Friday, July 5, 2013

Performance-Based Pay and Employee Engagement

Friday, July 05, 2013

A recent study (Kelly Global Workforce Index) by Kelly Services, a workforce and staffing solutions company, indicated that employees prefer compensation based on job performance. The study reported that for those employees not on a pay-for-performance system, 40% of respondents indicated they “would be more productive if they had their earnings linked to performance/productivity outcomes”. Steve Armstrong, Sr VP/GM for Kelly’s U.S. Operations was quoted as saying, “the trend reflects widespread recognition that organizations and individuals are most productive when their interests, including incentive-based pay, are aligned”.

Employee pay-for-performance systems are most effective when employees’ interests align with the organization’s business goals and objectives. In an April 26, 2013 report on Gallup's Employee Engagement Index, Daniela Yu, Jim Harter, and Sangeeta Agrawal found that U.S. managers had the highest (36% vs. 26% in 2009) level of employee engagement. The lowest level of engagement was attributed to “Manufacturing or production workers” at 24%. Equally, significant, the report clearly shows an increase in engagement for all worker classifications between 2009 and 2012. While at 36%, even the highest engagement level is well below an acceptable level, nevertheless, a 10-percentage point improvement over 2009 is certainly significant. The authors attributed this increase in manager engagement, in part, due to an increase in their organization’s new hire activities and thus an “improved view of the hiring situation at work”. By extension, a worker’s increase in engagement correlates with an improvement in their organization’s “hiring situation”, i.e., workers feel more secure about their future prospects.

Towers Watson, a professional services company, reports that organizations often struggle to show a relationship between performance-based compensation programs and employee engagement. In a 2013 white paper titled, “Using Targeted Incentives to Drive Sustainable Engagement”, Towers suggests the linkage between reward and engagement is related to; “… behaviors that organizations can promote via incentive plans [which] are limited only by their ability to observe, measure and communicate …” This clearly relates to the axiom, “If you can’t measure it, you can’t manage it.” Towers goes on to define engagement as, “… discretionary effort in order to achieve work-related goals.”

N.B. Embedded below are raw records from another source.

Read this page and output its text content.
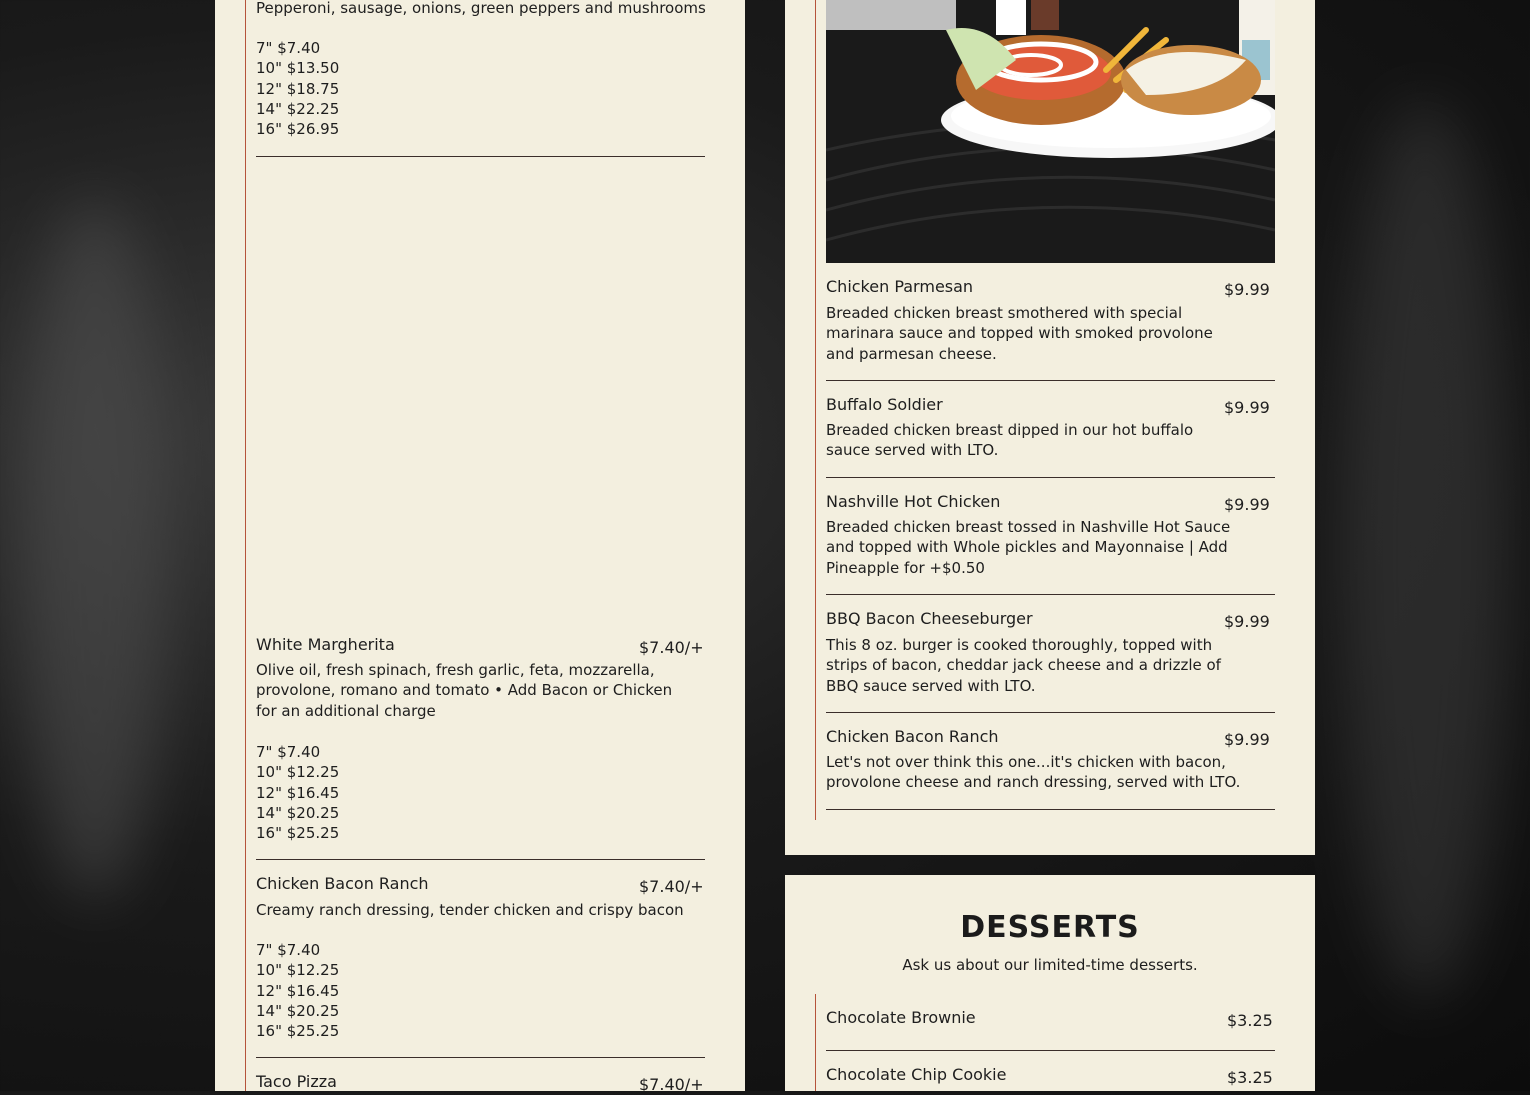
Pepperoni, sausage, onions, green peppers and mushrooms
7" $7.40
10" $13.50
12" $18.75
14" $22.25
16" $26.95
White Margherita	$7.40/+
Olive oil, fresh spinach, fresh garlic, feta, mozzarella, provolone, romano and tomato • Add Bacon or Chicken for an additional charge
7" $7.40
10" $12.25
12" $16.45
14" $20.25
16" $25.25
Chicken Bacon Ranch	$7.40/+
Creamy ranch dressing, tender chicken and crispy bacon
7" $7.40
10" $12.25
12" $16.45
14" $20.25
16" $25.25
Taco Pizza	$7.40/+
Chicken Parmesan	$9.99
Breaded chicken breast smothered with special marinara sauce and topped with smoked provolone and parmesan cheese.
Buffalo Soldier	$9.99
Breaded chicken breast dipped in our hot buffalo sauce served with LTO.
Nashville Hot Chicken	$9.99
Breaded chicken breast tossed in Nashville Hot Sauce and topped with Whole pickles and Mayonnaise | Add Pineapple for +$0.50
BBQ Bacon Cheeseburger	$9.99
This 8 oz. burger is cooked thoroughly, topped with strips of bacon, cheddar jack cheese and a drizzle of BBQ sauce served with LTO.
Chicken Bacon Ranch	$9.99
Let's not over think this one...it's chicken with bacon, provolone cheese and ranch dressing, served with LTO.
DESSERTS
Ask us about our limited-time desserts.
Chocolate Brownie	$3.25
Chocolate Chip Cookie	$3.25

While it may be apparent, it bears restating, employee engagement behavior resides at the upper bounds of employee performance levels. In other words, employees must stretch their performance to achieve engagement. Merely reporting for work will not achieve employee engagement. Kathy Orr, Principal, Orr & Associates, has described this process as “rasing the bar” of employee performance expectations and hence employee engagement. Employees may not want to hear it, but the performance and engagement levels they delivered last year, may not be acceptable this year. For performance-base pay to be effective at engaging employees, organizational leaders must design reward and recognition systems, which drive the work behaviors of more than 36% to 24% of workers.